In Chapters 2, 3 and 4 we consider questions in the area of isoperimetric inequalities. In Chapter 2, we find the exact classification of all subsets A⊆{0,1}^n for which both A and A^c minimise the size of the neighbourhood, which answers a question of Aubrun and Szarek. Harper's inequality implies that the initial segments of the simplicial order satisfy these conditions, but we prove that in general there are non-trivial examples of such sets as well.

In Chapter 3, we consider the zero-deletion shadow, which is closely related to the general coordinate deletion shadow introduced by Danh and Daykin. We prove that there is a certain order on [k]^n={0,...,k-1}^n, the n-dimensional grid of side-length k, whose initial segments minimise the size of the zero-deletion shadow.

In Chapter 4, we consider the following generalisation of the Kruskal-Katona theorem on [k]^n. For a set A⊆[k]^n, define the d-shadow of A to be the set of all points x obtained from any y∈A by replacing one non-zero coordinate of y by 0. We find an order on [k]^n whose initial segments minimise the size of the d-shadow.

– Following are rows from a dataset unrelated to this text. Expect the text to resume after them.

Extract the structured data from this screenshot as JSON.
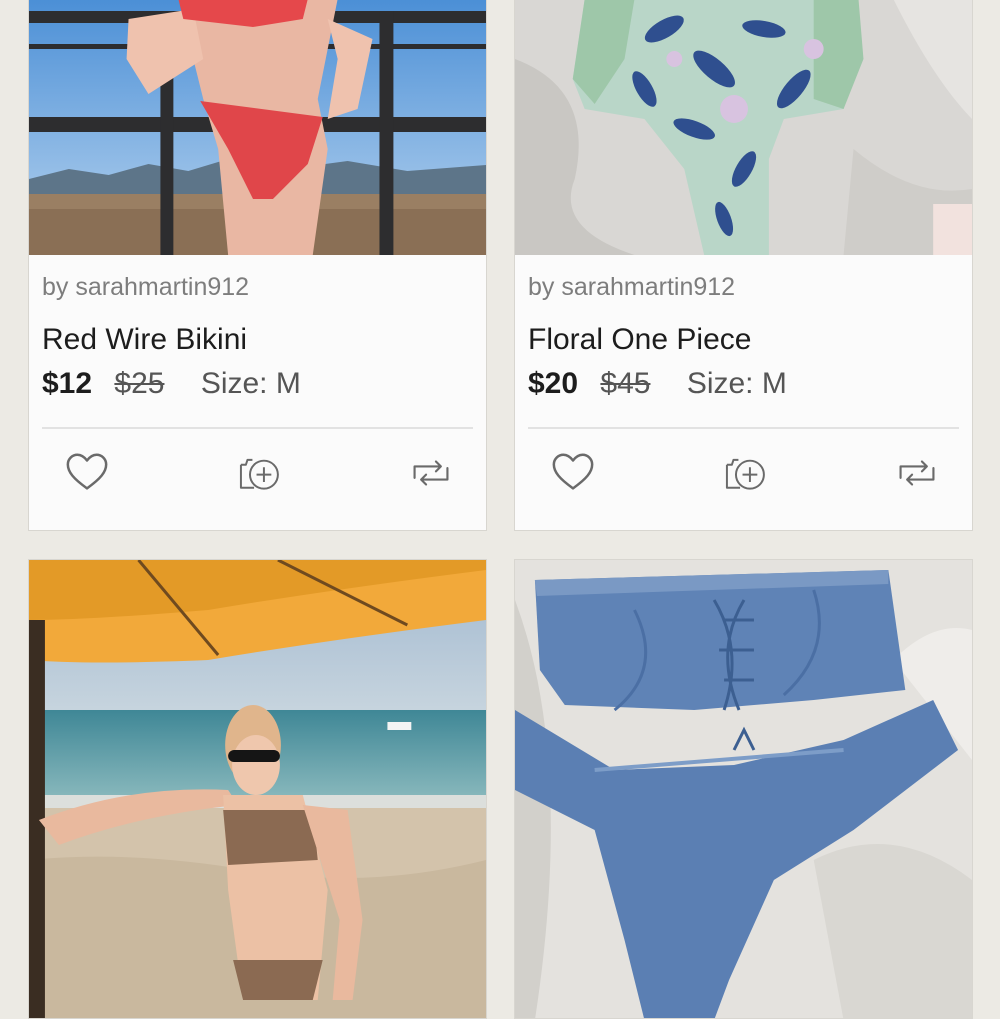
{
  "listings": [
    {
      "seller": "by sarahmartin912",
      "title": "Red Wire Bikini",
      "price": "$12",
      "original_price": "$25",
      "size": "Size: M",
      "photo": "red-bikini-balcony-photo",
      "actions": [
        "heart-icon",
        "add-to-bundle-icon",
        "share-icon"
      ]
    },
    {
      "seller": "by sarahmartin912",
      "title": "Floral One Piece",
      "price": "$20",
      "original_price": "$45",
      "size": "Size: M",
      "photo": "floral-one-piece-photo",
      "actions": [
        "heart-icon",
        "add-to-bundle-icon",
        "share-icon"
      ]
    },
    {
      "photo": "leopard-bikini-beach-photo"
    },
    {
      "photo": "blue-lace-up-bikini-photo"
    }
  ],
  "colors": {
    "background": "#eceae4",
    "card": "#ffffff",
    "text_primary": "#1d1d1d",
    "text_secondary": "#7d7d7d",
    "icon": "#6a6a6a"
  }
}
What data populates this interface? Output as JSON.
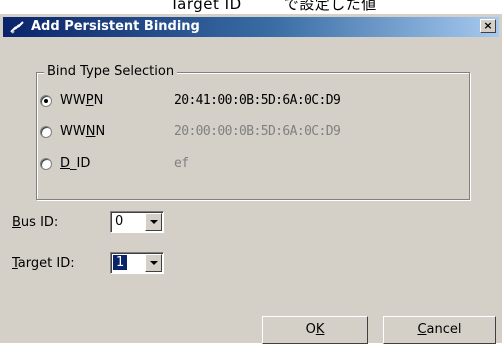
{
  "caption": {
    "text": "Target ID        で設定した値"
  },
  "window": {
    "title": "Add Persistent Binding",
    "close_symbol": "×"
  },
  "bind_type": {
    "legend": "Bind Type Selection",
    "options": [
      {
        "label": "WWPN",
        "value": "20:41:00:0B:5D:6A:0C:D9",
        "selected": true,
        "enabled": true
      },
      {
        "label": "WWNN",
        "value": "20:00:00:0B:5D:6A:0C:D9",
        "selected": false,
        "enabled": false
      },
      {
        "label": "D_ID",
        "value": "ef",
        "selected": false,
        "enabled": false
      }
    ]
  },
  "bus_id": {
    "label": "Bus ID:",
    "value": "0"
  },
  "target_id": {
    "label": "Target ID:",
    "value": "1"
  },
  "buttons": {
    "ok": "OK",
    "cancel": "Cancel"
  }
}
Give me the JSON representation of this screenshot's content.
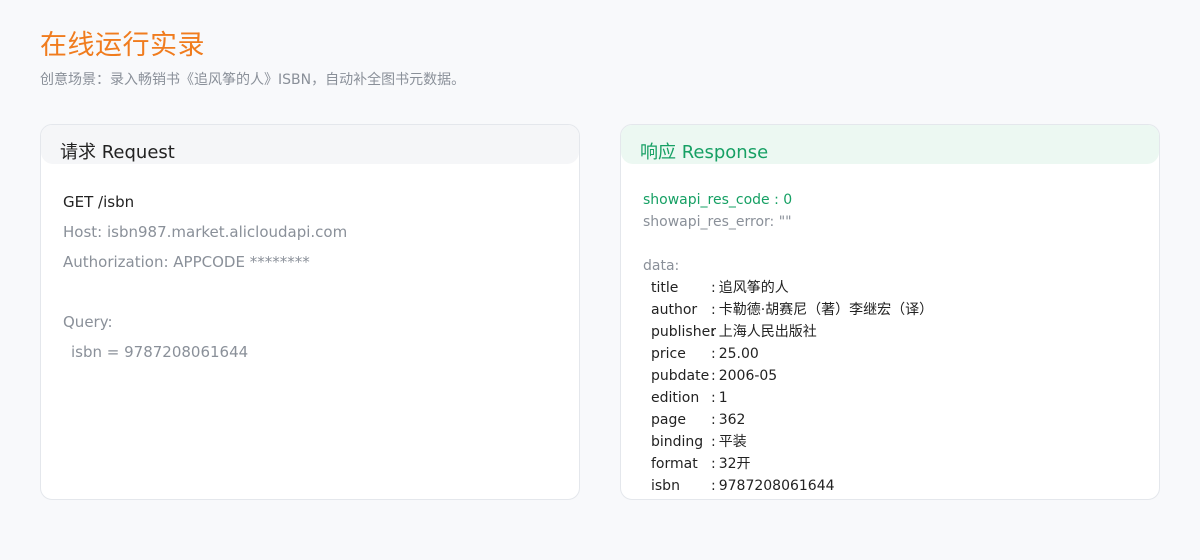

In Chapter 5, we consider a certain combinatorial game called Toucher-Isolator game that is played on the edges of a given graph G. The value of the game on G measures how many vertices of G one of the players can achieve by using the edges claimed by her. We find the exact value of the game when G is a path or a cycle of a given length, and we prove that among the trees on n vertices, the path on n vertices has the least value of the game. These results improve previous bounds obtained by Dowden, Kang, Mikalački and Stojaković.

In Chapter 6, we consider a problem in Ramsey Theory related to the Hales-Jewett theorem. We prove that for any 2-colouring of [3]^n there exists a monochromatic combinatorial line whose active coordinate set is an interval, provided that n is large. This disproves a conjecture of Conlon and Kamćev.

In Chapter 7, we give a construction of a graph G that is P6-induced-saturated, where P6 is the path on 6 vertices. This answers a question of Axenovich and Csikós.